As a kid, broccoli was a central part of my diet. My parents loved broccoli and by default, so did I. We ate it in salads and pastas a couple of times a week. I have never given much thought to broccoli before, or really, to the origin of any vegetable. I show up at the market and it shows up on my plate later that evening.

With the rise of processed foods, high fructose corn syrup, and mega supermarkets, the old saying “from the farm to the table” seems to have been lost on my generation. The push for organic and sustainable farming has shed light on the fact that many of us don’t actually know where our food is coming from.

I was surprised to learn that broccoli was actually introduced to the United States by Italian immigrants. Broccoli was cultivated in New York in the early 1900s and later planted in California in the 1920s. Grown in central and southern Italy due to the regions mild climate, broccoli is considered a ‘cool weather’ crop, best during its peak season of October through April. This vegetable is found in many southern Italian dishes, perhaps most famously paired with orecchiette.

Orecchiette, literally meaning “little ears,” is the pride pasta of Puglia, and has been a part of Italian gastronomy since the mid-sixteenth century. Orecchiette is made of three types of wheat flour and has a wrinkled surface, perfect for holding sauce.

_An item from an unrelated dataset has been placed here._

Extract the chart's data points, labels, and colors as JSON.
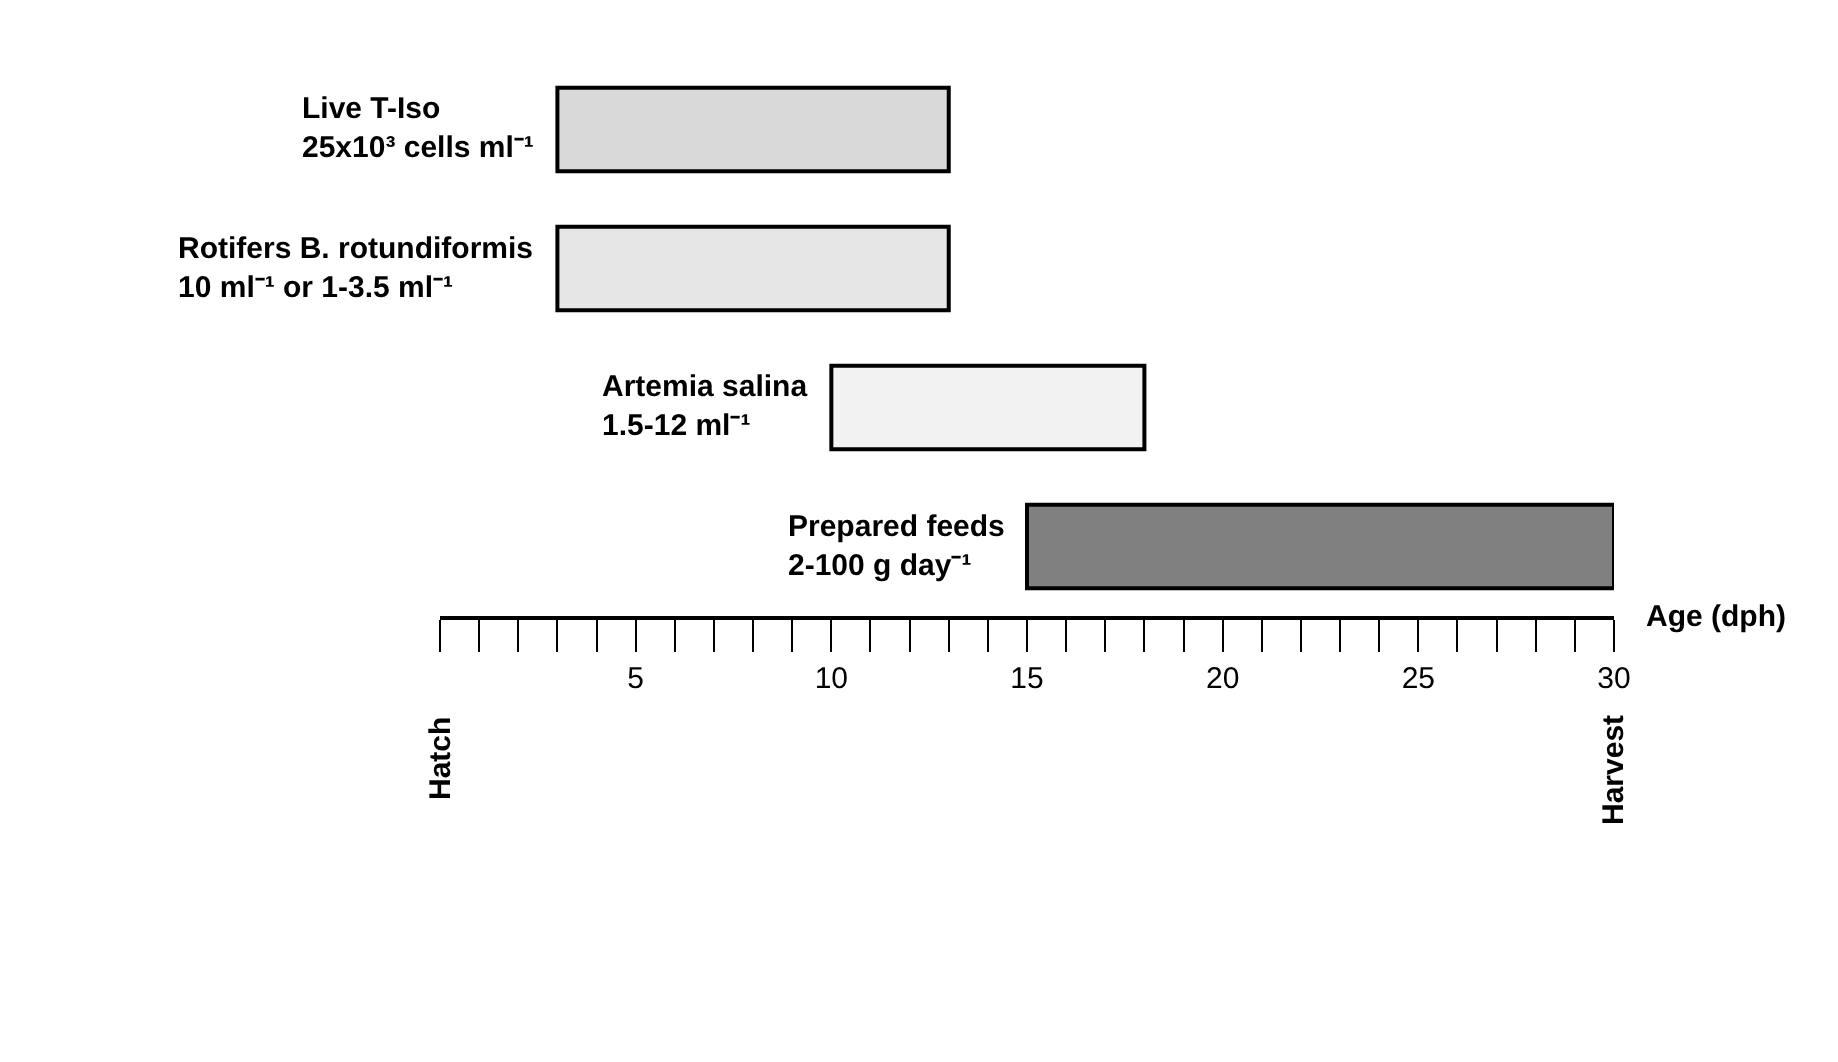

In Puglia this pasta is served with broccoli, sometimes mushrooms and a meat ragout. It can be tossed with olive oil and dressed with anchovies, or mixed with broad beans (fava) and ricotta cheese, depending on the season.

Orecchiette can also be served with broccoli rabe, or rapini. Rapini has small green buds that resemble broccoli heads, but is actually a member of the mustard family. Rapini is said to be a descendant of the turnip and has a similar nutty flavor, which pairs nicely with chewy orecchiette.

As with all Italian dishes, the options are endless, and every family has a twist that makes their dish the best. I was told during my stay in Florence that Italian dishes are made with only a handful of ingredients, usually no more than eight. Menus change as frequently as the weather and people, in keeping with tradition, honor the flavors of the season.